Prawn Afritada, Afritadang Sugpo

Prawn Afritada, Afritadang Sugpo
Prawn Afritada, Afritadang Sugpo. I myself love afritada, who would not? Afritada is just like kaldereta in terms of cooking versions, there are countless cooking method out there. Everyone’s version are different, each versions will depend on availability of ingredients and family’s cooking method.
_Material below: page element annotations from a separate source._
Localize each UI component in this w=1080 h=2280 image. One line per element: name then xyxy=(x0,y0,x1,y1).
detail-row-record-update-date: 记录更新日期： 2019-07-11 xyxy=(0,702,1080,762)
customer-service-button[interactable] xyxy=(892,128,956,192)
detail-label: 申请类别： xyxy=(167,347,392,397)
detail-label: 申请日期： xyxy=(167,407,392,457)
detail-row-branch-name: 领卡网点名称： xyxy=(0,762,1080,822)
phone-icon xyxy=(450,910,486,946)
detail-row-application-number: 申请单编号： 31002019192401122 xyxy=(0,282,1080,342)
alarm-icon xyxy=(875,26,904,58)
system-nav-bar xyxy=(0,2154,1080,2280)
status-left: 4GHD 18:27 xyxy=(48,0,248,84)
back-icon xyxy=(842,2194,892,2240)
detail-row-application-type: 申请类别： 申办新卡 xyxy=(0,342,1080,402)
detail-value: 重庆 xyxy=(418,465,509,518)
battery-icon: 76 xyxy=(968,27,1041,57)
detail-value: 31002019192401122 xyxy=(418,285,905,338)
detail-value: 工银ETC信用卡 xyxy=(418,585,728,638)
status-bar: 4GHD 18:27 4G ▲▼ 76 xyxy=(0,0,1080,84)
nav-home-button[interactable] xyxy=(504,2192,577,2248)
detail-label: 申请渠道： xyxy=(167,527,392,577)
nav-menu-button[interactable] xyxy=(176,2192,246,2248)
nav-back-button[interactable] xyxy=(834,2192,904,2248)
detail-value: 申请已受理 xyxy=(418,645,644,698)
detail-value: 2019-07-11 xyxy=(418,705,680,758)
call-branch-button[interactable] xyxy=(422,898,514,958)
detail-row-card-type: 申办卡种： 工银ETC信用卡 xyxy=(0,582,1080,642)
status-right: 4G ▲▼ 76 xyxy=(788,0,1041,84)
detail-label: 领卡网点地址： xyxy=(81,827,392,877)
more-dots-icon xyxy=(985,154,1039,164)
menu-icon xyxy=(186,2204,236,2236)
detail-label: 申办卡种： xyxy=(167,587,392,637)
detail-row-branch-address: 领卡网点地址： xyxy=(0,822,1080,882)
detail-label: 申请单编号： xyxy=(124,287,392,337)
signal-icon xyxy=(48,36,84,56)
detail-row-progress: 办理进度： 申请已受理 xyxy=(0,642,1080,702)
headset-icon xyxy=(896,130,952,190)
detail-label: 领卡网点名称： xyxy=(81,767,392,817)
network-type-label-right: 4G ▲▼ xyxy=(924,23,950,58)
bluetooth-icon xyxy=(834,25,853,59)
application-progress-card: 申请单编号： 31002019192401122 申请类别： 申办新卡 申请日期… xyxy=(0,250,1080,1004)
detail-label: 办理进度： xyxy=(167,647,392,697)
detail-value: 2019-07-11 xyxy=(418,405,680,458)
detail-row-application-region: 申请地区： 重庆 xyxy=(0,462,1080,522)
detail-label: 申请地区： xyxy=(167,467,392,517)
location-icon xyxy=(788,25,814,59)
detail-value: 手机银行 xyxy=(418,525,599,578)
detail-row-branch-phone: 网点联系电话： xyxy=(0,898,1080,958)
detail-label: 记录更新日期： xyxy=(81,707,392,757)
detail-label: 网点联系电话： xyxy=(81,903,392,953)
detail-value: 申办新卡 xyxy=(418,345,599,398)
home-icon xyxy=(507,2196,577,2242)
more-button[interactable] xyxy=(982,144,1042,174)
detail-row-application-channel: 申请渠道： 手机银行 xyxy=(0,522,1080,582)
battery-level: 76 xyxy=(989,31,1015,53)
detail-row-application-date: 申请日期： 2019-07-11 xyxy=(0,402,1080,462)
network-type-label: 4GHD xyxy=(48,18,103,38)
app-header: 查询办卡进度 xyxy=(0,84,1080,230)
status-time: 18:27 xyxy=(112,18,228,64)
As a general rule just remember that recipes are just guides, it is not necessarily that every steps and ingredients have to be duplicated, go ahead if you want to try to cook afritada, it is not that hard.

Prawn Afritada

Cooking my Prawn Afritada, Afritadang Sugpo is basically the same with the other afritada recipes that we have already shared here at OPC. Just check out the links below should you want our other versions of afritada.

Afritadang Sugpo

As I have already mentioned above, cooking is the same with regular afritada, with some adjustment suited for cooking seafood, here is the recipe Prawn Afritada, Afritadang Sugpo, try it.

Ingredients:

1 kilo medium to large size prawns, trimmed, steamed
1/2 head garlic, peeled, chopped finely
1 medium size onion, peeled, chopped finely
4 potatoes, quartered
1 medium size carrot cut into wedges
2 large size red/green bell pepper, deseeded, sliced
1/2 cup cooked green peas
1/2 cup tomato sauce
1 big canned crushed tomatoes
1/4 cup fish sauce
3 pcs. bay leaf
2 tsp. dried parley flakes
1 tsp. cracked peppercorns
1/4 cup cornstarch
3 slices loaf bread, trimmed, soak with water, mashed
cooking oil

Cooking procedure:

Prawn Afritada, Afritadang Sugpo - Cooking Procedure

In sauce pan sauté garlic and onion, add in the tomato and stir cook for 1 to 2 minutes. Add in the fish sauce, canned tomato and tomato sauce, stir cook for another 1 to 2 minutes. Pour in 3 to 4 cups of water, add in the peppercorns, parsley flakes, bay leaf and the mashed loaf bread, simmer for 5 to 8 minutes.  Add in potato and carrot, simmer for another 5 to 10 minutes. Now add in the prawns and cooked green peas, continue to cook for another 3 to 3 minutes. Then add in the bell pepper, season with salt and pepper to taste, thicken sauce with cornstarch dissolve in 1/4 cup of water, cook for another 2 to 3 minutes. Serve hot with a lot of rice.